DF: The way that we intend to roll it out is that currently we have a consortium [that] consists of the Cancer Institute of New Jersey, the University of Pennsylvania School of Medicine, Ohio State Medical Center, and Arizona State University.
That would be kind of our test bed, and of course, we will be deploying new versions of software on a regular basis to those sites over the course of the first year and a half or so. And then we’ll begin to open it up to the research and clinical communities.
JS: This is a key point of the caBIG, caGrid connection because this infrastructure has been built and is actually now operational from a technical point of view within even our initial period, people are authorized to access the data, or who want to access the algorithms, will be able to develop their own programs that use our infrastructure because the whole point of caBIG is to develop a collection of databases and algorithms, computations that work together.
Who’s going to be using this information?
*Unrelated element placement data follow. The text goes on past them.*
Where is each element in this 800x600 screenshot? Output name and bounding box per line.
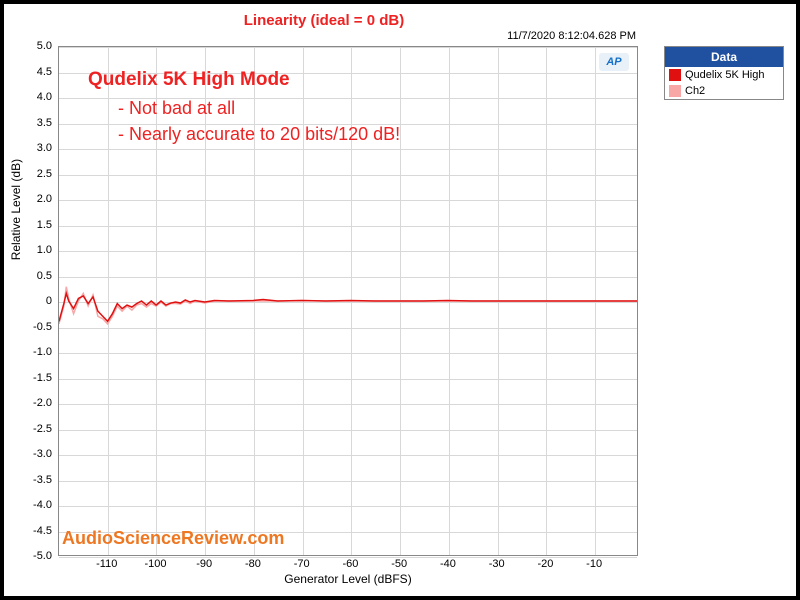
legend-label-2: Ch2 — [685, 85, 705, 97]
legend-label-1: Qudelix 5K High — [685, 69, 765, 81]
watermark: AudioScienceReview.com — [62, 528, 284, 549]
x-tick-label: -60 — [342, 558, 358, 570]
x-tick-label: -40 — [440, 558, 456, 570]
legend: Data Qudelix 5K High Ch2 — [664, 46, 784, 100]
annotation-line-2: - Nearly accurate to 20 bits/120 dB! — [118, 124, 400, 145]
y-tick-label: -1.5 — [33, 372, 52, 384]
legend-header: Data — [665, 47, 783, 67]
chart-title: Linearity (ideal = 0 dB) — [4, 12, 644, 29]
y-tick-label: 0 — [46, 295, 52, 307]
y-tick-label: -1.0 — [33, 346, 52, 358]
y-tick-label: -3.0 — [33, 448, 52, 460]
y-tick-label: -0.5 — [33, 321, 52, 333]
y-tick-label: 0.5 — [37, 270, 52, 282]
y-tick-label: 4.0 — [37, 91, 52, 103]
plot-area: AP — [58, 46, 638, 556]
y-tick-label: 4.5 — [37, 66, 52, 78]
legend-swatch-2 — [669, 85, 681, 97]
x-tick-label: -50 — [391, 558, 407, 570]
legend-row-2: Ch2 — [665, 83, 783, 99]
x-tick-label: -110 — [96, 558, 117, 570]
y-tick-label: -4.5 — [33, 525, 52, 537]
x-tick-label: -20 — [537, 558, 553, 570]
y-tick-label: 3.0 — [37, 142, 52, 154]
x-tick-label: -10 — [586, 558, 602, 570]
legend-row-1: Qudelix 5K High — [665, 67, 783, 83]
x-tick-label: -70 — [294, 558, 310, 570]
x-axis-label: Generator Level (dBFS) — [58, 572, 638, 586]
y-tick-label: 3.5 — [37, 117, 52, 129]
y-tick-label: 2.0 — [37, 193, 52, 205]
timestamp: 11/7/2020 8:12:04.628 PM — [507, 30, 636, 42]
y-tick-label: 1.0 — [37, 244, 52, 256]
x-tick-label: -90 — [196, 558, 212, 570]
y-tick-label: 5.0 — [37, 40, 52, 52]
legend-swatch-1 — [669, 69, 681, 81]
y-tick-label: 2.5 — [37, 168, 52, 180]
y-tick-label: -2.5 — [33, 423, 52, 435]
y-tick-label: -2.0 — [33, 397, 52, 409]
y-tick-label: -4.0 — [33, 499, 52, 511]
x-tick-label: -100 — [144, 558, 166, 570]
y-tick-label: -5.0 — [33, 550, 52, 562]
y-axis-label: Relative Level (dB) — [9, 159, 23, 260]
x-tick-label: -30 — [489, 558, 505, 570]
annotation-heading: Qudelix 5K High Mode — [88, 69, 290, 91]
y-tick-label: 1.5 — [37, 219, 52, 231]
chart-container: Linearity (ideal = 0 dB) 11/7/2020 8:12:… — [4, 4, 796, 596]
x-tick-label: -80 — [245, 558, 261, 570]
y-tick-label: -3.5 — [33, 474, 52, 486]
annotation-line-1: - Not bad at all — [118, 98, 235, 119]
DF: Currently, what we’re targeting is that it would be used for therapy planning, being able to select sub-populations of patients for clinical trials and ultimately for drug design and discovery.
It sounds like it’s primarily biotech and pharma.
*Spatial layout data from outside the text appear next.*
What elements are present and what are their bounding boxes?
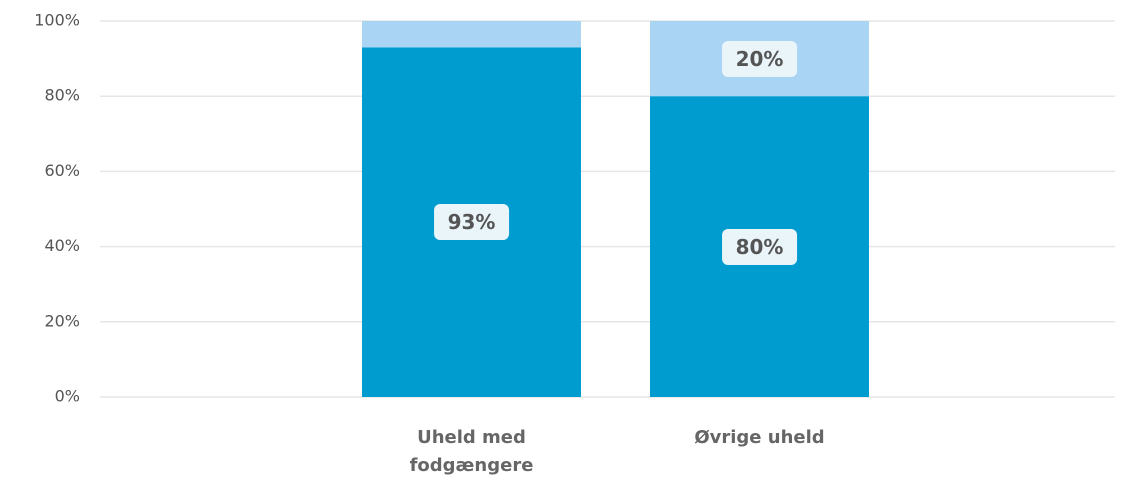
y-tick-label: 40% <box>44 236 80 255</box>
bar-segment <box>362 21 581 48</box>
y-tick-label: 20% <box>44 311 80 330</box>
y-tick-label: 60% <box>44 161 80 180</box>
data-label: 80% <box>721 228 798 265</box>
y-tick-label: 0% <box>55 387 80 406</box>
y-tick-label: 80% <box>44 86 80 105</box>
data-label: 20% <box>721 40 798 77</box>
data-label: 93% <box>433 204 510 241</box>
y-tick-label: 100% <box>34 11 80 30</box>
x-tick-label: Øvrige uheld <box>694 427 825 448</box>
x-tick-label: Uheld med fodgængere <box>409 427 534 476</box>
DF: You will also see the oncologists within these comprehensive cancer center locations utilizing it. In fact, there are a number of people here at the Cancer Institute of New Jersey who are already utilizing the prototype system that I have in place.
Most of these oncologists at the comprehensive cancer centers are hybrids. They see patients, but they are also scientists and so that would be the first group of individuals who I would see benefiting from this.
And, of course, those individuals would in turn give information to the pharmaceutical companies, which would enable them to do the drug design.